Another thing Taleb said is that as bad as we are at predicting stock prices, economic futures, and political/national events (and forget predicting the weather!), we are even worse at predicting how much happiness the acquisition of some goal is going to bring us. We lust for a new car, get it and within six months or less, it’s just a car. How long before the new furniture is just furniture? The new job is not as wonderful as you thought it would be? The undying love in a marriage sours? How long before that old phone is no longer anything and now you need the new Apple I-tablet!

Our culture and economy is based on the fact that we’re never satisfied. We’ll always want more, or better or different or newer… Never content with what we have.

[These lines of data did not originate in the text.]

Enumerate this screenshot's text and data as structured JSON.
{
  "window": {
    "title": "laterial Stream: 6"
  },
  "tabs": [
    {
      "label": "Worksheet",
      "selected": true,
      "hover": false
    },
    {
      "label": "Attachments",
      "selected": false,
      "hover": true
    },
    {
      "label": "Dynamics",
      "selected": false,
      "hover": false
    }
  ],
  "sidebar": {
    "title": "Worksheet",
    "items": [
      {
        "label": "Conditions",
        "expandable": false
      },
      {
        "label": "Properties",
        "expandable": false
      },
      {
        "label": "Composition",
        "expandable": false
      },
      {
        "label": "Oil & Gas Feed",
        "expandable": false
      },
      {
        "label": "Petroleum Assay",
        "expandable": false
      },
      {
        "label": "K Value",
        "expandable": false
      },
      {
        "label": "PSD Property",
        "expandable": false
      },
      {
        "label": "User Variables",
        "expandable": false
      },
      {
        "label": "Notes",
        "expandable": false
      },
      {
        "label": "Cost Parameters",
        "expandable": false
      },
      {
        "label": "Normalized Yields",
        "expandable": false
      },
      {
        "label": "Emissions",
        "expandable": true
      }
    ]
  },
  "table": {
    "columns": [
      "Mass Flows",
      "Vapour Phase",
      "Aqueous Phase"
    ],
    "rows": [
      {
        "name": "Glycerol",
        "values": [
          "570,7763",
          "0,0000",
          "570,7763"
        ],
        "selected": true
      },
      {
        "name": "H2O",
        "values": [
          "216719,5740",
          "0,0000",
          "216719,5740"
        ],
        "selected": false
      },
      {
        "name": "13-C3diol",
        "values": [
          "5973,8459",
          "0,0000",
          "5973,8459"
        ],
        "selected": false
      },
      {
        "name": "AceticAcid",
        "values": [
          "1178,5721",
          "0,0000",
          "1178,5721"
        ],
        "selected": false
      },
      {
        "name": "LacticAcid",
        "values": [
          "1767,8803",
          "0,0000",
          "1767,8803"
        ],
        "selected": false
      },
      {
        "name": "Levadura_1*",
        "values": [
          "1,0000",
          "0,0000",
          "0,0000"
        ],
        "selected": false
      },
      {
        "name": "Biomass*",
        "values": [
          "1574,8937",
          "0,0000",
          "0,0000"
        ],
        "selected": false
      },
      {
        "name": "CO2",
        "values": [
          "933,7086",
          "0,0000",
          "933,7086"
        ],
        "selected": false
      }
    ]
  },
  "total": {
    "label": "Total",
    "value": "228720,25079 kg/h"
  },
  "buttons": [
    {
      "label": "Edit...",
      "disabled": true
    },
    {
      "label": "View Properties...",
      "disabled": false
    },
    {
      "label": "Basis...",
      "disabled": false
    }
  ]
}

True contentment is independent of circumstances. It springs from one’s values and thoughts. It’s something that, according to the Bible (Phil 4:11), has to be learned, and the word for learned there is manthano, which means “to learn by instruction, to be taught” (there’s submitting oneself to one’s pastor teacher to learn bible doctrine), “to learn from experience, often with the implication of reflection – ‘to learn, to come to realize’” (there’s the attempts at application) “and to come to understand as the result of a process of learning” (the final result after many iterations of the cycle).

In other words, contentment is a result of the tranformation of the mind through daily exposure to the teaching of the Word of God. The Word does the transforming and as one’s values and norms and standards change, one’s desires change. Fleshly values and thoughts can only experience the pseudo-contentment of being in good circumstances and even then it won’t satisfy for long as boredom sets in. And should those good circumstances turn bad, the fleshly, pseudo-contentment flies right out the window.

True contentment is something that can’t be shaken. Something that God does, not that we do. I don’t believe we can make ourselves content. All we do is keep exposing ourselves to His thinking and gradually, tiny step by tiny step, His thinking becomes ours and we are changed. I’m not there yet, but way better than I used to be. There was a time I couldn’t even consider the possibility of not being published. Then when I got to the point of truly not caring, God opened those doors. Now, for the most part, I really don’t care what the career does. It’s only when I fall into that cesspool that I start caring again. Get my eyes off the right things and onto the wrong things and I’m miserable. And I do it all to myself.

Fortunately there’s rebound. And daily Bible class, which reinforces the entire process and gets my eyes trained back on the right things.